I present the master star KIKO slingshot, a keen and regular at all tournaments of the community of Madrid.

greetings to all I hope you enjoy ..... Alf


----------



## Sofreto (May 10, 2012)

WOW...very unique...looks like a trophy


----------



## Flatband (Dec 18, 2009)

I have to get one of those Spanish Style slingshots for my collection! They are very interesting! I also have to try some of that oval "Gummi" rubber that is so popular over there. Hombre de Excellente Senor Alf, que tu piensas? Tu quieres dinero o Tirachina de Flatband? Diga me que tu quieres! Gracias pana! Flatband


----------



## lightgeoduck (Apr 3, 2011)

Gaboxolo, on here,and his father(i believe) use that style slingshot. He is quite a marksman shooter with it as well.

cool pics

LGD


----------



## Flatband (Dec 18, 2009)

Oh yeah Light, Gabo can shoot man! Flatband


----------



## orcrender (Sep 11, 2010)

I also really like these slingshots.

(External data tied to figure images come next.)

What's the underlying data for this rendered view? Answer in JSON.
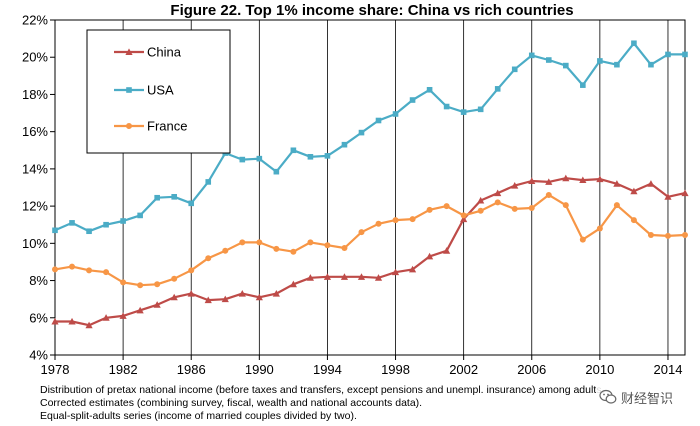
{
  "chart_data": {
    "type": "line",
    "title": "Figure 22. Top 1% income share: China vs rich countries",
    "x": [
      1978,
      1979,
      1980,
      1981,
      1982,
      1983,
      1984,
      1985,
      1986,
      1987,
      1988,
      1989,
      1990,
      1991,
      1992,
      1993,
      1994,
      1995,
      1996,
      1997,
      1998,
      1999,
      2000,
      2001,
      2002,
      2003,
      2004,
      2005,
      2006,
      2007,
      2008,
      2009,
      2010,
      2011,
      2012,
      2013,
      2014,
      2015
    ],
    "xticks": [
      1978,
      1982,
      1986,
      1990,
      1994,
      1998,
      2002,
      2006,
      2010,
      2014
    ],
    "xlim": [
      1978,
      2015
    ],
    "ylim": [
      4,
      22
    ],
    "yticks": [
      "4%",
      "6%",
      "8%",
      "10%",
      "12%",
      "14%",
      "16%",
      "18%",
      "20%",
      "22%"
    ],
    "yticks_values": [
      4,
      6,
      8,
      10,
      12,
      14,
      16,
      18,
      20,
      22
    ],
    "grid": "vertical",
    "legend_position": "top-left",
    "series": [
      {
        "name": "China",
        "color": "#be4b48",
        "marker": "triangle",
        "values": [
          5.8,
          5.8,
          5.6,
          6.0,
          6.1,
          6.4,
          6.7,
          7.1,
          7.3,
          6.95,
          7.0,
          7.3,
          7.1,
          7.3,
          7.8,
          8.15,
          8.2,
          8.2,
          8.2,
          8.15,
          8.45,
          8.6,
          9.3,
          9.6,
          11.3,
          12.3,
          12.7,
          13.1,
          13.35,
          13.3,
          13.5,
          13.4,
          13.45,
          13.2,
          12.8,
          13.2,
          12.5,
          12.7
        ]
      },
      {
        "name": "USA",
        "color": "#4bacc6",
        "marker": "square",
        "values": [
          10.7,
          11.1,
          10.65,
          11.0,
          11.2,
          11.5,
          12.45,
          12.5,
          12.15,
          13.3,
          14.85,
          14.5,
          14.55,
          13.85,
          15.0,
          14.65,
          14.7,
          15.3,
          15.95,
          16.6,
          16.95,
          17.7,
          18.25,
          17.35,
          17.05,
          17.2,
          18.3,
          19.35,
          20.1,
          19.85,
          19.55,
          18.5,
          19.8,
          19.6,
          20.75,
          19.6,
          20.15,
          20.15
        ]
      },
      {
        "name": "France",
        "color": "#f79646",
        "marker": "circle",
        "values": [
          8.6,
          8.75,
          8.55,
          8.45,
          7.9,
          7.75,
          7.8,
          8.1,
          8.55,
          9.2,
          9.6,
          10.05,
          10.05,
          9.7,
          9.55,
          10.05,
          9.9,
          9.75,
          10.6,
          11.05,
          11.25,
          11.3,
          11.8,
          12.0,
          11.5,
          11.75,
          12.2,
          11.85,
          11.9,
          12.6,
          12.05,
          10.2,
          10.8,
          12.05,
          11.25,
          10.45,
          10.4,
          10.45
        ]
      }
    ]
  },
  "notes": [
    "Distribution of pretax national income (before taxes and transfers, except pensions and unempl. insurance) among adults.",
    "Corrected estimates (combining survey, fiscal, wealth and national accounts data).",
    "Equal-split-adults series (income of married couples divided by two)."
  ],
  "watermark": {
    "text": "财经智识",
    "icon": "wechat-logo-icon"
  }
}
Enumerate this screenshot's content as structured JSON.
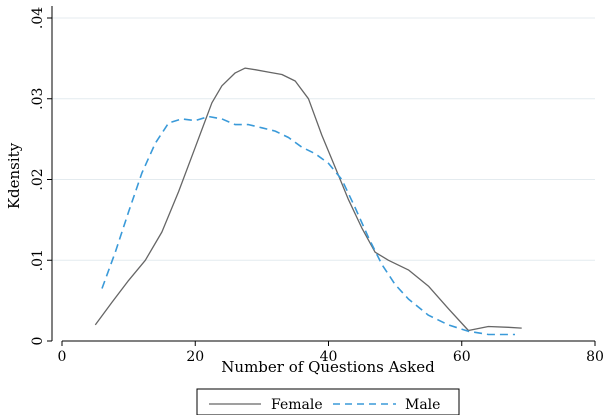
{
  "chart_data": {
    "type": "line",
    "title": "",
    "xlabel": "Number of Questions Asked",
    "ylabel": "Kdensity",
    "xlim": [
      0,
      80
    ],
    "ylim": [
      0,
      0.04
    ],
    "x_ticks": [
      0,
      20,
      40,
      60,
      80
    ],
    "y_ticks": [
      0,
      0.01,
      0.02,
      0.03,
      0.04
    ],
    "x_tick_labels": [
      "0",
      "20",
      "40",
      "60",
      "80"
    ],
    "y_tick_labels": [
      "0",
      ".01",
      ".02",
      ".03",
      ".04"
    ],
    "grid": "horizontal",
    "legend_position": "bottom",
    "series": [
      {
        "name": "Female",
        "color": "#666666",
        "style": "solid",
        "x": [
          5.0,
          7.5,
          10.0,
          12.5,
          15.0,
          17.5,
          20.0,
          22.5,
          24.0,
          26.0,
          27.5,
          29.0,
          31.0,
          33.0,
          35.0,
          37.0,
          39.0,
          41.0,
          43.0,
          45.0,
          47.0,
          49.0,
          52.0,
          55.0,
          58.0,
          61.0,
          64.0,
          67.0,
          69.0
        ],
        "y": [
          0.002,
          0.0048,
          0.0075,
          0.01,
          0.0135,
          0.0185,
          0.024,
          0.0295,
          0.0316,
          0.0332,
          0.0338,
          0.0336,
          0.0333,
          0.033,
          0.0322,
          0.03,
          0.0255,
          0.0215,
          0.0175,
          0.014,
          0.011,
          0.01,
          0.0088,
          0.0068,
          0.004,
          0.0013,
          0.0018,
          0.0017,
          0.0016
        ]
      },
      {
        "name": "Male",
        "color": "#3a9ad9",
        "style": "dashed",
        "x": [
          6.0,
          8.0,
          10.0,
          12.0,
          14.0,
          16.0,
          18.0,
          20.0,
          22.0,
          24.0,
          26.0,
          28.0,
          30.0,
          32.0,
          34.0,
          36.0,
          38.0,
          40.0,
          42.0,
          44.0,
          46.0,
          48.0,
          50.0,
          52.0,
          55.0,
          58.0,
          61.0,
          64.0,
          68.0
        ],
        "y": [
          0.0065,
          0.011,
          0.016,
          0.0208,
          0.0245,
          0.027,
          0.0275,
          0.0273,
          0.0278,
          0.0275,
          0.0268,
          0.0268,
          0.0264,
          0.026,
          0.0252,
          0.024,
          0.0232,
          0.022,
          0.02,
          0.0165,
          0.0128,
          0.0095,
          0.007,
          0.0052,
          0.0032,
          0.002,
          0.0012,
          0.0008,
          0.0008
        ]
      }
    ]
  }
}
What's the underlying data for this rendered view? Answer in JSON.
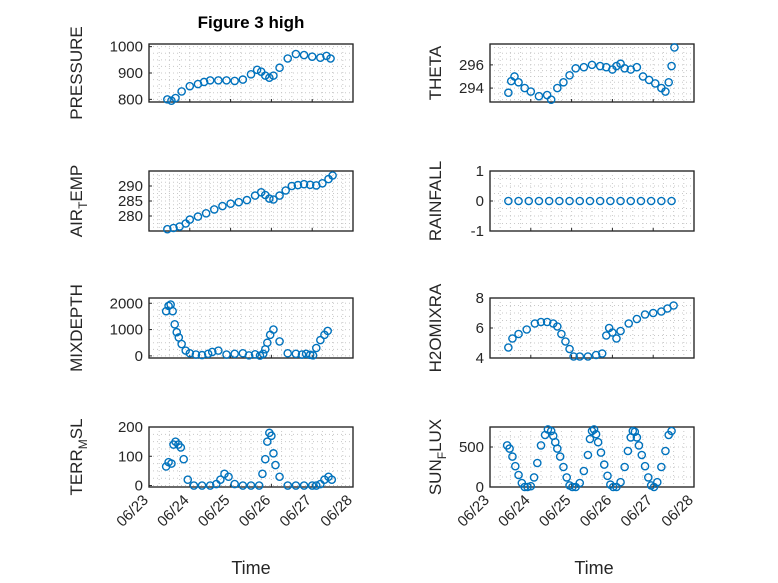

They look great and from some of the videos they shoot great.


----------



## Bob Fionda (Apr 6, 2011)

Very interesting slingshot. I'd like to see how it shoots.


----------



## Ordie69 (Aug 25, 2011)

I love that style. The aiming points are very interesting.


----------



## MAV (Mar 18, 2012)

Low and wide, very cool!


----------



## DaveSteve (May 16, 2012)

On the second picture you can see that it is asemmetric. Strange. I've never seen one like that.
Seems to be also head heavy. A very unique slingshot.
Must be some good reason for its shape.


----------



## Chepo69 (May 1, 2010)

Un moustrosón jejeje!

Que moustrosón!

Muy rompe madres como decimos por Acambaro mi Alf,

Has andado muy desapartao tio!


----------



## akmslingshots (Mar 2, 2012)




----------



## valkerie (Mar 5, 2012)

I thought it was a trophy.......








Is that real!


----------



## Maomao (Feb 12, 2012)

Hola Alf ! Un gran saludo primero que todo, y mil gracias por siempre tener comentarios tan amables , 
oye ... Kiko que belleza de trabajo verdadero artesano! Algo similar a flatband, vual es el costo ?
Un abraz Mo.


----------



## alfshooter (May 11, 2011)

Hello mates

My respects to the Master Gaspar Gaboxolo father and son are fantastic shooters and enthusiasts.

Thank you very much for the comments, it informs KIKO, I have some very interesting photos of some of his slingshot, I will upload the.

A hug ....... ALF


----------



## e~shot (Jun 3, 2010)

Man tha is a KiKO!


----------